Test: a procedure intended to establish the quality and performance of something or someone.

Tests can be good, they ensure that people and things are up to quality, and that good and useful information is being provided.

The Great Falls Public Schools district, however, misuses and overuses tests.

A good test is measured by its ability to accurately represent educational material and the usefulness of the information. Testing people excessively does not provide good information, and in fact makes kids apathetic to the material being tested.

Cramming exists because students understand that knowledge is not valued. A test score is.

We believe that “teaching to the test” is what degrades our education system because it encourages the recitation of information, not the keeping of it.

During the CRT’s some students do not take the test seriously. They fill in bubbles that will create a picture, or at random because they feel like these tests are useless.

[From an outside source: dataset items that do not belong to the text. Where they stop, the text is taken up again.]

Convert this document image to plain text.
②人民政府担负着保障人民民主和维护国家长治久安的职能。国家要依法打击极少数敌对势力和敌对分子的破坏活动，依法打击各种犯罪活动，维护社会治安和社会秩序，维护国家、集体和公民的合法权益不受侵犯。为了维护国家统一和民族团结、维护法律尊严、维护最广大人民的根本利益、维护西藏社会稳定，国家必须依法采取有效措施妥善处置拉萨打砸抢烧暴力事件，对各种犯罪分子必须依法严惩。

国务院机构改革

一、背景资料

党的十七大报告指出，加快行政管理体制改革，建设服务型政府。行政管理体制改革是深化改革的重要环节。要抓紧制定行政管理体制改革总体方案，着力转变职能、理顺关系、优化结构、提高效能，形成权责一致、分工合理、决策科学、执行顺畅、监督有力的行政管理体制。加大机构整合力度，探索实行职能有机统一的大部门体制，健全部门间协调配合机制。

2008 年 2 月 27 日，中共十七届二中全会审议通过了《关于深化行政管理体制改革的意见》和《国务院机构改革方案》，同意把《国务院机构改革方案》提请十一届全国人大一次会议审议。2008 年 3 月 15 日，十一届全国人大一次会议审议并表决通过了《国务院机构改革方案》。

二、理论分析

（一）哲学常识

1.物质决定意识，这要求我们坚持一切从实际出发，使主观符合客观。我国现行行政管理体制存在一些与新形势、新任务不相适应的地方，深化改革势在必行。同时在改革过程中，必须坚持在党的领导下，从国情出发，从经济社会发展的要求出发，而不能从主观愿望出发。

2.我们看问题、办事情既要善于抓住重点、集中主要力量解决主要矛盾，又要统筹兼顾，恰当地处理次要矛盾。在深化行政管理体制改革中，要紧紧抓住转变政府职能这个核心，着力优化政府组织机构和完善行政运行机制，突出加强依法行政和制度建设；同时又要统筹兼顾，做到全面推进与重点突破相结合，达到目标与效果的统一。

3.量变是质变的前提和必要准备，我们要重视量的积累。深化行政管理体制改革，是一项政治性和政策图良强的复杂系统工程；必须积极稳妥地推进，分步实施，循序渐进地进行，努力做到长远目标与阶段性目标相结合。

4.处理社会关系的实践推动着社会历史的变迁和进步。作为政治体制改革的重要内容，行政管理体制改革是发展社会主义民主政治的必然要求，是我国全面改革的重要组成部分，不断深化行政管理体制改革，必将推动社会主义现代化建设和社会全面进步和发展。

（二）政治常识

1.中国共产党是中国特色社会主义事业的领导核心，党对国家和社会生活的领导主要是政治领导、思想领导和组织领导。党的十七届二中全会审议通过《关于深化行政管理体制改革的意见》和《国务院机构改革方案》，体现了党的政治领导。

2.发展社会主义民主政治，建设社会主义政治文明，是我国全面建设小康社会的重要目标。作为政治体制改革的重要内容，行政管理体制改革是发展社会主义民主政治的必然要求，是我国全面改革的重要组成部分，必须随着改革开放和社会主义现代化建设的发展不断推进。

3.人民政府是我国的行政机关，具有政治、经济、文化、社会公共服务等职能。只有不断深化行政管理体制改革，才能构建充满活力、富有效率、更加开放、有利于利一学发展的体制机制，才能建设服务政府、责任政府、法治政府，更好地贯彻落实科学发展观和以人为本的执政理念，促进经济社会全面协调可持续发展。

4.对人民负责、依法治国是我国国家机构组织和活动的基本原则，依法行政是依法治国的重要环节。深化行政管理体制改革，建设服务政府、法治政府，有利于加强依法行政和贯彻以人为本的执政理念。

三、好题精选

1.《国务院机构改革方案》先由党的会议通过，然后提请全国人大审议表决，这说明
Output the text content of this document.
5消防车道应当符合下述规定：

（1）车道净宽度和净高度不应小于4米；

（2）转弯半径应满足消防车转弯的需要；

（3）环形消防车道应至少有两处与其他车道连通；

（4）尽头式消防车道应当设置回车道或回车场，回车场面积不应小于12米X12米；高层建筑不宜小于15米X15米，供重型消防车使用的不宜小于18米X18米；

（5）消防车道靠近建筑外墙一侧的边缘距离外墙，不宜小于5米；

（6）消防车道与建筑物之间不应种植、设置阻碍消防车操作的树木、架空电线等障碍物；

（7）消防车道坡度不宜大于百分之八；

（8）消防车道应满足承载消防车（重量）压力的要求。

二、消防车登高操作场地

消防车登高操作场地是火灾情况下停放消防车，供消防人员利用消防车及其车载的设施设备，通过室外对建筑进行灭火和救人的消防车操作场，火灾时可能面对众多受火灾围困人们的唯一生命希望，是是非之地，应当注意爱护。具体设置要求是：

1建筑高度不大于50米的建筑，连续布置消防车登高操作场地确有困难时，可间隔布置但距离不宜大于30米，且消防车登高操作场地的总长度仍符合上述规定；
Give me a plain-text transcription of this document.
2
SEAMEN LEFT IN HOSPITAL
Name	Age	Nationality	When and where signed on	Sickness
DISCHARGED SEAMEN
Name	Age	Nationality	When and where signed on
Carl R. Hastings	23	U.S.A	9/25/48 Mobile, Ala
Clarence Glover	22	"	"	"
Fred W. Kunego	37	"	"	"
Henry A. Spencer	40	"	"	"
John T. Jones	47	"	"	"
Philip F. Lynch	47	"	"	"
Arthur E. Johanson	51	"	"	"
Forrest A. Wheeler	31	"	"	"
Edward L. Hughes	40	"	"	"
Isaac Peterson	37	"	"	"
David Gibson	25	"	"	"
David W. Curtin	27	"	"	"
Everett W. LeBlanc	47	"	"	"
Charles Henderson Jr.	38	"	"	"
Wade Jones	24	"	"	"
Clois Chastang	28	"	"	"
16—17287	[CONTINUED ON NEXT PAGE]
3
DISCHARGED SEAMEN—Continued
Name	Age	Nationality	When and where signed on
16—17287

The ACT and SAT tests do not effectively measure what is learned in school because they do not emphasize what students are good at. There are artists, musicians, and many other students who do not excel in math, science or English, but excel in other, equally important areas of study.

One of the best examples of this is that teachers have cheated for students on tests. What these teachers show us is that teachers recognize what the stakes of these tests are, not a student’s future, but the effects of their score on the school and teachers.

District tests are a perfect example of forcing teachers to teach to the test. In Texas between 2004 – 2007, 700 schools were investigated for cheating, eleven schools were caught cheating in Washington D.C. in 2012, and in 2011, 23 schools in California were caught cheating, these teachers have been accused of changing incorrect responses or filling in missing ones. Teachers can face negative repercussions if their students do poorly.

Oftentimes, no matter how well or poorly a teacher has prepared his or her students, how well they do is often not representative of the teacher but of the personalities they have in a class. If a class is full of apathetic students, it is reasonable to suggest that they also take tests in an apathetic manner.

Society has turned students into a test score, and everyone is more than a number.

The current testing method does not often match up to the information taught in the classroom, and therefore we do not believe that tests are a useful means to measure how well students are doing.

The way that tests are formatted now, they are a waste of students’ time. The information that they produce is not useful, students are apathetic to tests and do not take them seriously. And, in the end, they do not fairly emphasize students’ strengths, but instead the cramming and recitation of facts, to be forgotten as soon as the test is over.